Either way, even if you’re running the same query, it’s possible that the Chronograf front end happens to be good at handling a payload with millions of points - while Grafana’s isn’t. Grafana does provide far more complex functionality for post-query data manipulation (i.e. in the front end), so it’s possible that this causes it to be less good at handling massive payloads. I don’t know…even though Grafana and Chronograf look kind of the same, they’re very different tools - so I don’t find it quite as surprising that their behavior might diverge when faced with an edge case.

Hi @svetb,

I went ahead and installed apache to act as a proxy and it did a little better but obviously not good enough. So can you guide me how to do an aggregation? Is that using the Telegraf plugin?

Thanks for your help.

Ketan

Aggregation doesn’t require any data modifications - it’s just down to how you query the data. See Explore data using InfluxQL | InfluxDB OSS 1.8 Documentation

If you share your query I can probably point you in the right direction.

Hi @svetb

Thanks for your help. Here are some queries from different dashboards:

Grafana:

SELECT “value” FROM “stat.avedur” WHERE $timeFilter GROUP BY “host”
SELECT “value” FROM “stat-amqp-store-step.count” WHERE $timeFilter GROUP BY “host”

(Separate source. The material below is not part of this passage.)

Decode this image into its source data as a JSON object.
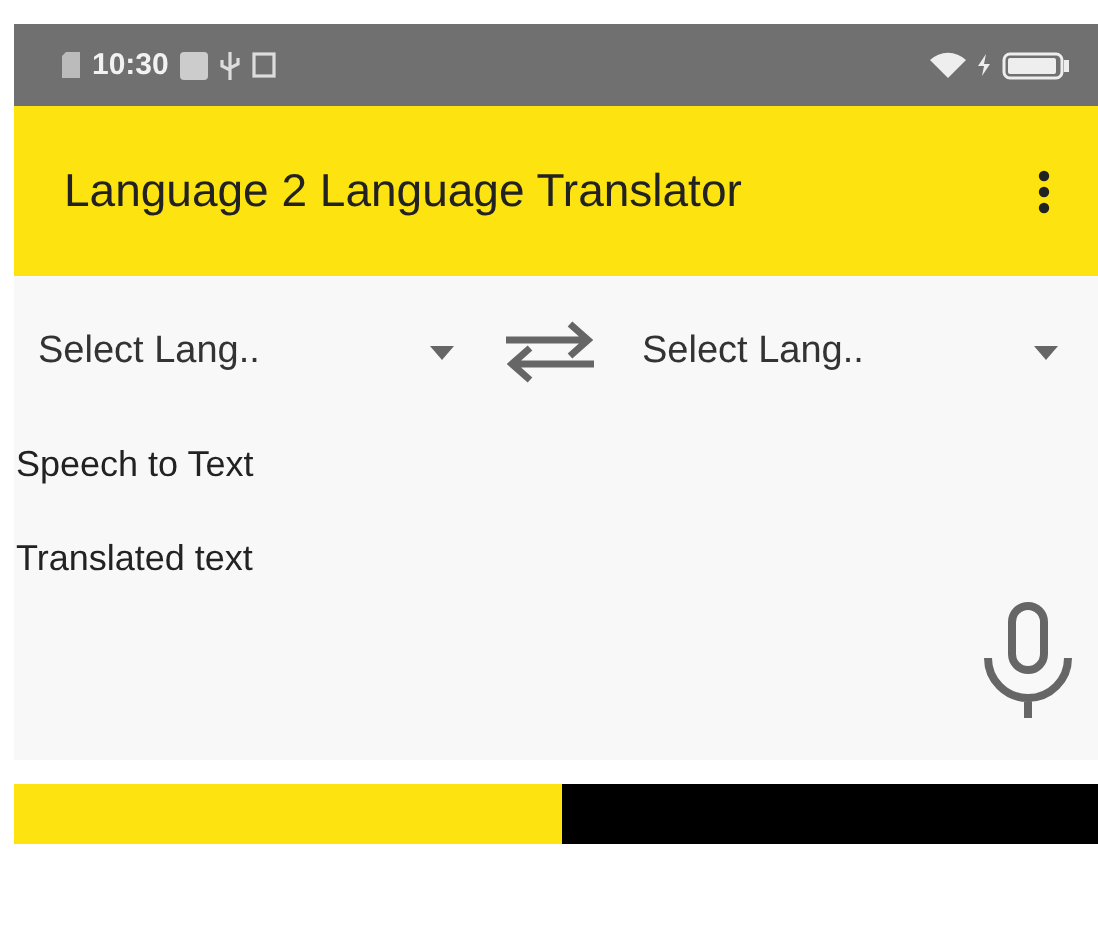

SELECT “usage_idle” * -1 + 100 FROM “autogen”.“cpu” WHERE (“cpu” = ‘cpu-total’ AND “tag” = ‘totalcpu’ AND “host” = ‘servername1.example.com’ OR “host” = ‘servername2.example.com’) AND $timeFilter GROUP BY “host”

Chronograf:
SELECT mean(“value”) AS “mean_value” FROM “DB_Name”.“autogen”.“stat.media-read-decrypt.avedur” WHERE time > :dashboardTime: AND time < :upperDashboardTime: GROUP BY time(:interval:), “host” FILL(null)
SELECT mean(“value”) AS “mean_value” FROM “DB_Name”.“autogen”.“stat.count” WHERE time > :dashboardTime: AND time < :upperDashboardTime: GROUP BY time(:interval:), “host” FILL(null)

Regards,

Ketan

Hi @kedesai! Is it fair to leave it as “an exercise for the reader” to see how the Chronograf queries are quite different to the Grafana ones?

The GROUP BY time(:interval:) bit is the aggregation I was talking about. Documented here: Explore data using InfluxQL | InfluxDB OSS 1.8 Documentation

In Grafana, the equivalent of

SELECT "value" FROM "stat.avedur" WHERE $timeFilter GROUP BY "host"

with a time aggregation is

SELECT mean("value") FROM "stat.avedur" WHERE $timeFilter GROUP BY time($__interval), "host"

You can also add a FILL(null) clause at the end, like in the Chronograf queries; I don’t remember if that’s really necessary or just a nice-to-have.

Maybe give that a go and see if it helps?

1 Like

Thanks very much @svetb. I changed the dashboard which had like 75 graphs and once I use the aggregation they loaded in a flash even for a 90 day timeframe. I am really appreciate your guidance.

1 Like